Isso é uma coisa da nossa cultura, reproduzido por conta da forma que a gente vive. Nós só vamos mudar isso quando a gente conseguir mudar a forma de produção da vida.

É importante nós termos ciência disso. Mais importante, é saber isso ao nosso favor. De forma intencional ou não, todo movimento popular de uma forma ou de outra teve idolatria. É muito o que o Galo queria falar, isso deixa uma marca, faz você sonhar com aquilo, você imaginar esse socialismo e isso precisa também vir de uma militância no seio do povo, junto das pessoas, ocupando espaços, construindo em conjunto.

Por isso ele sugeriu que o Ian fosse morar na periferia de São Paulo. As próprias pessoas vão trazer para o Ian as pautas, coisas que elas querem saber, mensagens que elas querem que ele espalhe no seu canal. Dentro da favela ele pode ser uma megafone da voz da comunidade. Como isso dá muita abertura para aquela comunicação se expandir, por que não fazer programas de rádio locais, transmitir as lives nas TVs dos bares(é tão barato você por um aparelho na TV que pegue uma Twitch), trazer gente do bairro para conversar na live ?

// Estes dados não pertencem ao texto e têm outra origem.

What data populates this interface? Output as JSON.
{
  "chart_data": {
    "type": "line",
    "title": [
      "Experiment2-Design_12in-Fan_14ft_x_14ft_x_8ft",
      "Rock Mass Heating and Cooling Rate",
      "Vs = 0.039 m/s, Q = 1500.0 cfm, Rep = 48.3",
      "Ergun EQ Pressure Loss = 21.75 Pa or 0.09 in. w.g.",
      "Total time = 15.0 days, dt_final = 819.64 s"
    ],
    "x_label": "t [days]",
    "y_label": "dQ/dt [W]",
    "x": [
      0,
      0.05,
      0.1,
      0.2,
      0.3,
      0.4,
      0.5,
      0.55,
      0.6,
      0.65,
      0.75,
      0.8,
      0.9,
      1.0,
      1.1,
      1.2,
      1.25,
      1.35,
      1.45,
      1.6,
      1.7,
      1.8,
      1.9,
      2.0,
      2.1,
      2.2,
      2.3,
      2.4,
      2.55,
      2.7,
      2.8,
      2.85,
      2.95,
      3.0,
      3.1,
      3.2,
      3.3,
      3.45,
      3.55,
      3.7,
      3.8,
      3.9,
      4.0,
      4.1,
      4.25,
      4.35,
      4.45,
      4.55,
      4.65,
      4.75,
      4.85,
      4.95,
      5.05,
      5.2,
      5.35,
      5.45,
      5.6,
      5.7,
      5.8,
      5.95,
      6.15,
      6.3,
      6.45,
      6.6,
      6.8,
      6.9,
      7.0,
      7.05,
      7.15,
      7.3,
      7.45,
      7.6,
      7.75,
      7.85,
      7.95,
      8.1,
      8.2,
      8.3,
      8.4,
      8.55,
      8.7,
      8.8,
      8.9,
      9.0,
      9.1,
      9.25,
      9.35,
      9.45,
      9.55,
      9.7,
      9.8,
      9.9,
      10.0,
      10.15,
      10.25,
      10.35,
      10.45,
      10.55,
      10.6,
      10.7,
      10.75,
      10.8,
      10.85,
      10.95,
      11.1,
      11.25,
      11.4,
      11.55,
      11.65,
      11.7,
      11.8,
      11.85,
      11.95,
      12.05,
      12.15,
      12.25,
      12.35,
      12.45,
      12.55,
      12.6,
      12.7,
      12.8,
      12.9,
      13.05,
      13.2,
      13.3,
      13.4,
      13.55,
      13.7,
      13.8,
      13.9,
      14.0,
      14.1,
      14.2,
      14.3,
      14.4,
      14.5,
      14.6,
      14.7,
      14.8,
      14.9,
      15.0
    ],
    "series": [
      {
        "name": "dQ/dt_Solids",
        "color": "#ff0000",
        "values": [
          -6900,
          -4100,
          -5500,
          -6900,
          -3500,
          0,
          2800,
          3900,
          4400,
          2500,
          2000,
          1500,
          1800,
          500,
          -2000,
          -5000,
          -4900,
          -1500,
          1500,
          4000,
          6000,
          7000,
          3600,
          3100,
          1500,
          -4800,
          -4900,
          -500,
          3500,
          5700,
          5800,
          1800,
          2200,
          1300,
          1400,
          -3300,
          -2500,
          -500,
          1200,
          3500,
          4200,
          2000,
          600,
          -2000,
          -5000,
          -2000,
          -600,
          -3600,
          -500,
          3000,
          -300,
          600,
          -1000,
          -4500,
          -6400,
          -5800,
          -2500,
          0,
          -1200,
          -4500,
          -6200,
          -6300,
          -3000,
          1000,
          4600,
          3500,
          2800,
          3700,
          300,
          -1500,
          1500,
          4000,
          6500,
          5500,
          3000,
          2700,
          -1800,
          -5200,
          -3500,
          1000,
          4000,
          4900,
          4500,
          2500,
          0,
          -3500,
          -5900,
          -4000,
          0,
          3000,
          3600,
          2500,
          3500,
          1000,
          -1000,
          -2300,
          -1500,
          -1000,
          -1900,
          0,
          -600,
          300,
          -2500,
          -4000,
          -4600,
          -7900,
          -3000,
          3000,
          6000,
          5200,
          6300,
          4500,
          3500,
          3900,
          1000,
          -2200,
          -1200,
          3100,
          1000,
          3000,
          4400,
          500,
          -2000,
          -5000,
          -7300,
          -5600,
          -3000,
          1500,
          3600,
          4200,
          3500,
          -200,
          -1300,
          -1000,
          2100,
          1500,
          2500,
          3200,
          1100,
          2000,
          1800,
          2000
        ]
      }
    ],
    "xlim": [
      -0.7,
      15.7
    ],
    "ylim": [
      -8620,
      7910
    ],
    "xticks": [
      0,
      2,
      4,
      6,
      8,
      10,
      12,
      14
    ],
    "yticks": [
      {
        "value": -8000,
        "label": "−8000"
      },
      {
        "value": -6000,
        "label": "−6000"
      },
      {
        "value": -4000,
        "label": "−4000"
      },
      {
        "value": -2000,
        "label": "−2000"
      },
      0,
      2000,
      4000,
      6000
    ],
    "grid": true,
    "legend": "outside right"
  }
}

A argumentação do Ian de que é impossível emular a favela para falar com a favela, ele disse que o favelado teria que ele mesmo produzir o conteúdo. Isso é válido de se apontar. Ele continua dizendo que as pessoas mais pobres tem dificuldade de ficar fazendo conteúdo na internet por conta dos custos.

Isso foi uma coisa que passou, mas o Galo poderia argumentar que seria interessante criar um espaço de criação de conteúdo, para essas pessoas que querem trabalhar com isso conseguirem fazer isso. Por isso a ideia de ocupação é tão importante. É sobre estética, não no sentido burguês.

Não se trata de aparência meramente. É muito um tipo de imaginação, uma construção de futuro. Nós mesmos, eu me incluo nessa, não somos os socialistas do futuro, se a gente com toda nossa radicalidade fosse transportado para um país socialista do futuro, nós seríamos considerados ultrapassados. Mas a gente pode inspirar, através do que a gente fala, como a gente fala, do que a gente faz.

É a nossa relação dos filhos em relação aos pais. Eles são humanos, são cheios de defeitos e problemas, o que marca os filhos é o exemplo, o cuidado, o conselho. 

A esquerda brasileira vem desde os anos 60 vacilando exatamente nesse ponto. Isso a esquerda "anti-Stalin" e os marxistas-leninistas. Quem tem memória, quem vê, quem sente, no sentido mais prático possível que existe algum socialismo por aí ? Muitas vezes, a grande preocupação de estar certo, de ter uma causa justa, de tentar reinventar a roda - abandonou exatamente a parte do afeto, do exemplo, da camaradagem, da ocupação, da organização.